1. Field of the Invention
The present invention relates to automated network traffic management, and more particularly, to forward error correction using reordering of packets to a specific depth.
2. Description of the Related Art
Currently, there are a number of conventional methods that relate to correction of errors in networks transferring packetized data. The networks typically experience losses of packets and bursts of lost packets. A forward error correction (FEC) method is used to deal with network packet data losses. According to the FEC, additional data is added to the transferred packet data in order to compensate for the future losses.
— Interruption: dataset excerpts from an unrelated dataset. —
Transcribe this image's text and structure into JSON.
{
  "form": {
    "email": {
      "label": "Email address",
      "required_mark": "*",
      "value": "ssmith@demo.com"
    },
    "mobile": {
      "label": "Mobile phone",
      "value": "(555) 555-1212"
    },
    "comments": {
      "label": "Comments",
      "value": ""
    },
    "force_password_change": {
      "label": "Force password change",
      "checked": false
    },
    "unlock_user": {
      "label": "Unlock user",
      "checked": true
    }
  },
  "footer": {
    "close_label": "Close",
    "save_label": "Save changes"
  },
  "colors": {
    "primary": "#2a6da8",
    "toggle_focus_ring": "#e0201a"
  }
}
However, a conventional FEC method is insufficient in wireless networks, where the losses often occur in bursts (i.e., groups of lost packets). The Wi-Fi environment is often unpredictable and packets are constantly lost in the Wi-Fi networks. The data is transferred in a half-duplex mode in a common frequency channel. While collision protection is implemented, the collisions take place because of attempts to simultaneously transfer data by different devices, or because of several devices operate in the same frequency range while supporting different communications protocols.
Another reason for losses is weakening of the signal due to obstructions in the propagation path of the radio waves. Video traffic is particularly sensitive to these losses. The most critical are losses of groups of consecutive packets that typically occur in wireless networks. A Real-time Transport Protocol (RTP) takes into account possible packet data losses and employs some forward error correction (FEC) using standards RFC 2733, RFC 5109 and RFC 6015. However, conventional FEC does not provide for efficient delivery of packets in wireless networks where groups of packets are often lost.
The RFC 2733 protocol forms additional FEC data packets out of basic data packets (at least two packets are used). The XOR operation is applied to the basic data packets. Alternatively, only FEC data packets are sent over a communication channel, as shown in FIG. 1. The initial data packets are “a, b, c, d, e.” Instead of the initial data packets, the FEC data packets “fn1 (a,b) fn2(a,c) fn3(a,b,c) fn4(c,d) fn5(c,e) fn6(c,d,e)” are sent over the communication channel, where fn are XOR operations.
The conventional FEC scheme depicted in FIG. 1 allows for restoration of data when single packets are lost. In some cases the data can be restored if two consecutive packets are lost as well. However, in order to restore all lost packets, a loss of each third FEC packet is acceptable. Thus, a sequence of minimum of the two packets is required. In wireless networks, group packet losses occur quite frequently. The conventional FEC scheme does not address these losses.
Accordingly, there is a need in the art for an effective and efficient method for forward error correction that provides for recovery of all packet data.